A recent upsurge in litigation around violations of the FCRA (Fair Credit Reporting Act) has pushed companies towards use of more individualized assessments during the recruitment process.
The Fair Credit Reporting act is U.S. government legislation which was enacted to protect consumers from willful or negligent use of inaccurate information on their credit report. Good for the individual, but for companies, not complying with the rules can be a costly headache, as ridesharing company Uber has discovered.
Abdul Mohamed, a former driver for Uber, sued the company in 2014, for using his credit report in violation of the Fair Credit Reporting Act. Abdul Mohamed, who began driving for Uber in 2012, found his access to the Uber smartphone app cut off due to negative information found on his credit report.

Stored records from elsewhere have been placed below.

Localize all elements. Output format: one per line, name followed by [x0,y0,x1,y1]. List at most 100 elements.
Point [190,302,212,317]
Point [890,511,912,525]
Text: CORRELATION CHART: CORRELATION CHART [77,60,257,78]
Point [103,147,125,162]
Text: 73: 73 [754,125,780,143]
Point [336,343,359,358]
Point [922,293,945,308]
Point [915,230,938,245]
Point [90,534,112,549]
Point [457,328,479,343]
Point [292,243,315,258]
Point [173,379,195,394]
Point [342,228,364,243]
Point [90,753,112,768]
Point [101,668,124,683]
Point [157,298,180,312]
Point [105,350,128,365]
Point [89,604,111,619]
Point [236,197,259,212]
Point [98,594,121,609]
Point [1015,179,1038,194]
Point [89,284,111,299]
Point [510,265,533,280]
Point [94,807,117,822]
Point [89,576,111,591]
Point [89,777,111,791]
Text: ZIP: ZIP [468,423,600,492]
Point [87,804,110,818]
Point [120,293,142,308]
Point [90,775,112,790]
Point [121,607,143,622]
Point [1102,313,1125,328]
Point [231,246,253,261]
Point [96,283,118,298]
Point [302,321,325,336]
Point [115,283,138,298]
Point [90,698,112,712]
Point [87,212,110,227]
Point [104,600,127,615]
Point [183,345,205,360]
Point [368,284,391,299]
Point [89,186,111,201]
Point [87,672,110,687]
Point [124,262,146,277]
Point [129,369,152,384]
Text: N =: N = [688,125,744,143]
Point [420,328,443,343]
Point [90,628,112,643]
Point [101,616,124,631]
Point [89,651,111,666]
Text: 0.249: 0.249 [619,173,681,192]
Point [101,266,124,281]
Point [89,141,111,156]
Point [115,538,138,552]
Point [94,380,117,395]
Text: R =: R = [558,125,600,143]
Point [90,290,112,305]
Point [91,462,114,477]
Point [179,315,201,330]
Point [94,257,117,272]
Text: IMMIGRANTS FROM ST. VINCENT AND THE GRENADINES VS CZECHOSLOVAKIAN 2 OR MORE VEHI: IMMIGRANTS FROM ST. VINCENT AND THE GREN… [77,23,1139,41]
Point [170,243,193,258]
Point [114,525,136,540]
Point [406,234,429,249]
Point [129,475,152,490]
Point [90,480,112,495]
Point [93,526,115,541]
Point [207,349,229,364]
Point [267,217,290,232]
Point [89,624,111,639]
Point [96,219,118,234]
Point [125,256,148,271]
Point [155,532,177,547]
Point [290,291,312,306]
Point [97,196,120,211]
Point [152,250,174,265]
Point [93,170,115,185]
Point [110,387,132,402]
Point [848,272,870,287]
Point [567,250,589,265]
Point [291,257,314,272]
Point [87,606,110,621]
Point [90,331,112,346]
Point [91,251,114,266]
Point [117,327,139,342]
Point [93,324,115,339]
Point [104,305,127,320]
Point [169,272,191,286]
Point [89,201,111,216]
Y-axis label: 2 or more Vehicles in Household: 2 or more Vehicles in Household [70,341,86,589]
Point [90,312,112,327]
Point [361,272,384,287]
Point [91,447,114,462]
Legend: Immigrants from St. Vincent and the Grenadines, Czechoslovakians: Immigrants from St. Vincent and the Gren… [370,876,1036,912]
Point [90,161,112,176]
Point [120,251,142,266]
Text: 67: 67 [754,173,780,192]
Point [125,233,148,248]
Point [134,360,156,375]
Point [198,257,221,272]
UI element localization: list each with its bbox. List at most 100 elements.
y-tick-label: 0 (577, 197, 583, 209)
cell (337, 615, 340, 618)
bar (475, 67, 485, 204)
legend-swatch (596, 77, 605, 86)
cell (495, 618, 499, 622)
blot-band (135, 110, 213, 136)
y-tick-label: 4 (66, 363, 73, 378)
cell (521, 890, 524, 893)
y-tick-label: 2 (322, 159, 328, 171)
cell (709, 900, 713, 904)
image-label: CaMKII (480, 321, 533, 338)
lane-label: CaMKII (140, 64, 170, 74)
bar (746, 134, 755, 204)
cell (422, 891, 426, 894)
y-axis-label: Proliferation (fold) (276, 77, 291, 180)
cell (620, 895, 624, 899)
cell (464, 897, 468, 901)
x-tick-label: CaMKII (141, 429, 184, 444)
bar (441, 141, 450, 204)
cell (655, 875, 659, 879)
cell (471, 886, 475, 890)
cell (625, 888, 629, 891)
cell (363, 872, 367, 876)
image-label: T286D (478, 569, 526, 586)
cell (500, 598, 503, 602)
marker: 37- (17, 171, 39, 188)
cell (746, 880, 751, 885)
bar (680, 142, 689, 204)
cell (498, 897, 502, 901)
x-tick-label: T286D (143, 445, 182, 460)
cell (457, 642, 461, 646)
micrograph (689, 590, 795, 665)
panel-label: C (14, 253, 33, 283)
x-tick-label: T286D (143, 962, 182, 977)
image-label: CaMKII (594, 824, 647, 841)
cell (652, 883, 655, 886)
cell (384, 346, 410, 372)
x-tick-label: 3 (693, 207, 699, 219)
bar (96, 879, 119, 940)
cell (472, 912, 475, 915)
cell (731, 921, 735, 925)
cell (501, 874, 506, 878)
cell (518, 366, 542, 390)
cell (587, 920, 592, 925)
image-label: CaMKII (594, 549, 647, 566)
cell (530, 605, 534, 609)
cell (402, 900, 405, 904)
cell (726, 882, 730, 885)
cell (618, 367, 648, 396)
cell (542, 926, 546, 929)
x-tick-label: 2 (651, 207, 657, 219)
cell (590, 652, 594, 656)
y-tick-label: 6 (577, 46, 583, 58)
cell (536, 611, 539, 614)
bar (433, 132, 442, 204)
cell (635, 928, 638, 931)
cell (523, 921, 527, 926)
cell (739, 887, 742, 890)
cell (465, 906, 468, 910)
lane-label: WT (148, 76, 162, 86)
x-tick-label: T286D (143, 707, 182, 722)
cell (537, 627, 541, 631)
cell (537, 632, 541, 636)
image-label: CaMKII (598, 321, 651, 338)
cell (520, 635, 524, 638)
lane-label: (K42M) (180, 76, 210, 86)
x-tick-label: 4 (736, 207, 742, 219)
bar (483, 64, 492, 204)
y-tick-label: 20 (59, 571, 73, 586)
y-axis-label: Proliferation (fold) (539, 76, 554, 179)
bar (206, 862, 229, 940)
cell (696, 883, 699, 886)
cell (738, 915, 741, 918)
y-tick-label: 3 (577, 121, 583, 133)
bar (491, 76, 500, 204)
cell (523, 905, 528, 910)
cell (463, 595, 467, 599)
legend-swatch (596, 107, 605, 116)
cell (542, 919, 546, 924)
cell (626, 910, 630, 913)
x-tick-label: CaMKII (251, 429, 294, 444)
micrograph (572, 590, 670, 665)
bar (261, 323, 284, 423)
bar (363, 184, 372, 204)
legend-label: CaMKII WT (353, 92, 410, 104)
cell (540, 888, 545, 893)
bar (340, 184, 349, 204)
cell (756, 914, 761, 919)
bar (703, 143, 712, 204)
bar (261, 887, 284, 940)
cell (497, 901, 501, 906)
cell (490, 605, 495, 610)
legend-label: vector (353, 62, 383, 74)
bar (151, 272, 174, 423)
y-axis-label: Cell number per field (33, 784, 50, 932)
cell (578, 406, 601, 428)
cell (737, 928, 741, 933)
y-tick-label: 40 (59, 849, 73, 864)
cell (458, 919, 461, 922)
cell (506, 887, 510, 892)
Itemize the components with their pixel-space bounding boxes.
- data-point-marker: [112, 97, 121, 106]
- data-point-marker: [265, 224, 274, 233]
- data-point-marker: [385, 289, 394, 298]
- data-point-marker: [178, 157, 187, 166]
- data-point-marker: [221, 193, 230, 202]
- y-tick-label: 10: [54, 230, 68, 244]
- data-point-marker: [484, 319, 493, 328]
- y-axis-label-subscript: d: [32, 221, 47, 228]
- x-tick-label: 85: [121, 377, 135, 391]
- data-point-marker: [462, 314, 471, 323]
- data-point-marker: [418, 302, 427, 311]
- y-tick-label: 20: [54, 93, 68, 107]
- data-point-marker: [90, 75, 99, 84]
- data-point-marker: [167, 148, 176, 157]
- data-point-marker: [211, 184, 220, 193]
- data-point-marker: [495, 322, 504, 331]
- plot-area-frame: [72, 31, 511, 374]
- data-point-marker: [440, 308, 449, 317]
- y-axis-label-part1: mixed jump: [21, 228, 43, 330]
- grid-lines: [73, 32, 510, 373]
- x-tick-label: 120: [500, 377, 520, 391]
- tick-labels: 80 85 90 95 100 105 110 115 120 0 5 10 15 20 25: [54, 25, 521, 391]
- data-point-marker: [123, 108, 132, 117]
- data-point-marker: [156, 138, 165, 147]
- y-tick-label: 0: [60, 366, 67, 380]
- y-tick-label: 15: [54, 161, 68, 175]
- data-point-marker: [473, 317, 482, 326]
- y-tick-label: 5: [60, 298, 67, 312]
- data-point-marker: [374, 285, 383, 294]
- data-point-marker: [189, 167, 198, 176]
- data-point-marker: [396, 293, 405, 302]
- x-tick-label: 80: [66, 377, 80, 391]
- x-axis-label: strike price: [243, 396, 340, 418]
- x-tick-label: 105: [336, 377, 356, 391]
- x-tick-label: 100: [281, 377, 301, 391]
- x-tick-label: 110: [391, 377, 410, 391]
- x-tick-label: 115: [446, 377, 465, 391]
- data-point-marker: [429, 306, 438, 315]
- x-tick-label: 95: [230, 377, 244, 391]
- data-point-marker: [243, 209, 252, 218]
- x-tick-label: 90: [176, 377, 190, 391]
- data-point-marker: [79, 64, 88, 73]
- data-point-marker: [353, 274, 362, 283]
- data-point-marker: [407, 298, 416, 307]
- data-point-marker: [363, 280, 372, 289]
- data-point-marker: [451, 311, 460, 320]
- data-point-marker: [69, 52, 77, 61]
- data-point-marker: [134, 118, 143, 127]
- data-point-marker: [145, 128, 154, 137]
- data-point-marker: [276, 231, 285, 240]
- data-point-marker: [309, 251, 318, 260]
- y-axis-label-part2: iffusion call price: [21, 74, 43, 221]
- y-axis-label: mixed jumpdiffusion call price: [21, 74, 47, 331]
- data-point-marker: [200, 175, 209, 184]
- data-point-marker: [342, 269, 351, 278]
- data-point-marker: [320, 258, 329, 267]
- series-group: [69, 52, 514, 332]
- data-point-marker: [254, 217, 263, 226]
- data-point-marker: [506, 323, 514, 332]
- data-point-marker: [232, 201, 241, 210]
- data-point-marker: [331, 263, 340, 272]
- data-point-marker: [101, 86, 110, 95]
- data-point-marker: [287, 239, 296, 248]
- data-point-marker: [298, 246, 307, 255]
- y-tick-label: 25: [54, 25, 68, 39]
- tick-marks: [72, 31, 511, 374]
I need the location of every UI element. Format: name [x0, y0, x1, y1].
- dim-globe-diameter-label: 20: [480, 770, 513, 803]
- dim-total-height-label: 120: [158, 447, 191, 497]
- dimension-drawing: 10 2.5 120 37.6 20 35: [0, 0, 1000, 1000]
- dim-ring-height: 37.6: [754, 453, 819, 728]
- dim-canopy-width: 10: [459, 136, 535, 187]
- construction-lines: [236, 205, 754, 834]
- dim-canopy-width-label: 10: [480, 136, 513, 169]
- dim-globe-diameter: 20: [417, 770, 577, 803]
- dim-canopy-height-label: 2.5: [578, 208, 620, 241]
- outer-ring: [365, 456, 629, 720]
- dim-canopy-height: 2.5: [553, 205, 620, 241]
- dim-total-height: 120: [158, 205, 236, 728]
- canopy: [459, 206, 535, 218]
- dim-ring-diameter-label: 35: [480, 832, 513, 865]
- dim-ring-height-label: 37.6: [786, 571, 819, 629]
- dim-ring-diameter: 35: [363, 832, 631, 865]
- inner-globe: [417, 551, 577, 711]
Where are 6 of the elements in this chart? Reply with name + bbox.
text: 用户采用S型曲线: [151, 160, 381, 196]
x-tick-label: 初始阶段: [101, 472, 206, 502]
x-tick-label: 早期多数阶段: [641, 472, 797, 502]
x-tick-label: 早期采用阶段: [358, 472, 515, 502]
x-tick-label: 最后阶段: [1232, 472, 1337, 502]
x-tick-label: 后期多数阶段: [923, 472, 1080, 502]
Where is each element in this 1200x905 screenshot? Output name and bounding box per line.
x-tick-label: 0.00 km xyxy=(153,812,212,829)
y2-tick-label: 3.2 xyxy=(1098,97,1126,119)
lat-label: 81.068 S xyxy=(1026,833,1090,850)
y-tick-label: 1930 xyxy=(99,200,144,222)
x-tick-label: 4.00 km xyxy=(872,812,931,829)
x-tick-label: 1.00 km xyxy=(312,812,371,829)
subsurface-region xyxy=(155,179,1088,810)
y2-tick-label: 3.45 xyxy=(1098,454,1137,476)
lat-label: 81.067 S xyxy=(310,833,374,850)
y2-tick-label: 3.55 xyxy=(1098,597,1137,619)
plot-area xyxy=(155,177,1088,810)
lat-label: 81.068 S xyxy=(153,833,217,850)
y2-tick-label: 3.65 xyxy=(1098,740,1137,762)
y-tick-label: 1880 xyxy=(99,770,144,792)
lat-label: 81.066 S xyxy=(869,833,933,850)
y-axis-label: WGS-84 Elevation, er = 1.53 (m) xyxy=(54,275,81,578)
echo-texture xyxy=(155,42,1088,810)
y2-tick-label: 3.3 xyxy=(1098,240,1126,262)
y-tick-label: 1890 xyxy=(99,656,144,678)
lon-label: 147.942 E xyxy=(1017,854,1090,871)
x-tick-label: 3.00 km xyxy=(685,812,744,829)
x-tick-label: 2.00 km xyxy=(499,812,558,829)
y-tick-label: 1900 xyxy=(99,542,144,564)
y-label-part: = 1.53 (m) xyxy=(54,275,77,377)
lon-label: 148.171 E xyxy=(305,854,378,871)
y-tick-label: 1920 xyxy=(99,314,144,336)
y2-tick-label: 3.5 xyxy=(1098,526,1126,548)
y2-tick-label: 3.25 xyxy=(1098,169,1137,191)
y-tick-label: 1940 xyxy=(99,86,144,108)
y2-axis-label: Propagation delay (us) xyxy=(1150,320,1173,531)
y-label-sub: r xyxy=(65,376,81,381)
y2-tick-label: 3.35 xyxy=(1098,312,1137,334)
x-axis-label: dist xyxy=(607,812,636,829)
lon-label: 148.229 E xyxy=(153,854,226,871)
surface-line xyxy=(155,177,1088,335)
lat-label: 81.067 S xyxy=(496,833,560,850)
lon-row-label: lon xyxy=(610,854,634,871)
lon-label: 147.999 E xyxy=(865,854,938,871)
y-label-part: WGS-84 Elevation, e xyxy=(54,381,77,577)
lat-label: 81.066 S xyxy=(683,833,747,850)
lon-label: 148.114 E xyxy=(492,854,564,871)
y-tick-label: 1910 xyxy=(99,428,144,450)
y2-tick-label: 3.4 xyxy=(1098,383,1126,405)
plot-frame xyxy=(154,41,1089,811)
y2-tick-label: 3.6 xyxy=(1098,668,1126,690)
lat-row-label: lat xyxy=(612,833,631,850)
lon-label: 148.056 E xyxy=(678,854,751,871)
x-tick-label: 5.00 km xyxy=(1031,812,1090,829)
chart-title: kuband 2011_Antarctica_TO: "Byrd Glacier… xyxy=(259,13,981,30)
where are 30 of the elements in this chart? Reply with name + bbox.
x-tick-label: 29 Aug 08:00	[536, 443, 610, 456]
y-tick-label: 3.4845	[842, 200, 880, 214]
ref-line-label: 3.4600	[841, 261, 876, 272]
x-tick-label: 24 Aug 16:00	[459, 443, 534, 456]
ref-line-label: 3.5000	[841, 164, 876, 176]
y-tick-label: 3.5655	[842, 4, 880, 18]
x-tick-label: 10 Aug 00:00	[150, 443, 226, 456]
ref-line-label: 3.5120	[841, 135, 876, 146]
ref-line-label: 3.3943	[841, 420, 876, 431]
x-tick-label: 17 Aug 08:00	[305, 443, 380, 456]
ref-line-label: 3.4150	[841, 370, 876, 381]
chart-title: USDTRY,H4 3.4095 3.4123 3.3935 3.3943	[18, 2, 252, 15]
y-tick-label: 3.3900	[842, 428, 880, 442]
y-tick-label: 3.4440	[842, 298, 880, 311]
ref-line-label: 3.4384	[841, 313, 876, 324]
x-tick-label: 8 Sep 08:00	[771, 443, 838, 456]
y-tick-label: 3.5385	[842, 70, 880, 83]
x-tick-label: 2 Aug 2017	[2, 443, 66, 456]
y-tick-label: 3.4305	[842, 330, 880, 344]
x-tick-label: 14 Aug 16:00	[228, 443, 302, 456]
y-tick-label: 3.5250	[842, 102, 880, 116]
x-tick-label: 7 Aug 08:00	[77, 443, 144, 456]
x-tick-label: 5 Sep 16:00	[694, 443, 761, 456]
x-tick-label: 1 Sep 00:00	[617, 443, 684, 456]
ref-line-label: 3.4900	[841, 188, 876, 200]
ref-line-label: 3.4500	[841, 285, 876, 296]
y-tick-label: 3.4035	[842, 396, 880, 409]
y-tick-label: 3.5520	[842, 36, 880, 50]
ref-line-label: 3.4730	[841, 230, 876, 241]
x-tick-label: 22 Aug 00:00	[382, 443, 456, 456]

The previous year, he was required to sign two new contracts before he could sign into the app and do his work for Uber. One provision required him to submit to arbitration most disputes with the company, and another that he waive his right to bring disputes as a class action. Mohamed, in late 2014, filed a class action lawsuit in the Northern District of California, alleging that the use of his credit report violated the FCRA, and other acts. Uber later agreed to pay the full cost of the arbitration hearing – about $7,000 a day.
The FCRA rules regarding any action an employer takes with regard to an applicant’s credit report are clear. FCRA rules require a clear two-step process be followed when informing potential applicants about information on their credit report that could disqualify them. First, employers must send a “pre-adverse” action notice to the applicant who will be given five days to challenge or correct the record. The notice must include a copy of the credit report containing the negative information, as well as a document from the Federal Trade Commission outlining their rights. After five days, the employer is allowed to notify the applicant they will not be hired.
Ryan Howard, vice president of business development at Verifirst Background Screening in Philadelphia, explained that this two-step process also helps to minimize the risk of litigation, because if the report contains an error, the applicant has a real chance to correct it. “If it goes the way it should, litigation risk is minimized”, he said.
With the increased litigation, and new laws presenting more risk to employers, a new an important trend with many companies is to take an individualized assessment approach for determining what criminal offenses on a qualified applicant’s record would exclude them from employment with their company. Employers are moving away from sticking to fixed rules about what kinds of convictions would bar employees from certain jobs.
Explaining the benefits of this shift, Jackson C. Jackson, a lawyer with Morgan, Lewis, and Bockius in Chicago, said: “One, all things being equal, I think you’ll get a better decision. And you may reduce your susceptibility to class action at the same time.”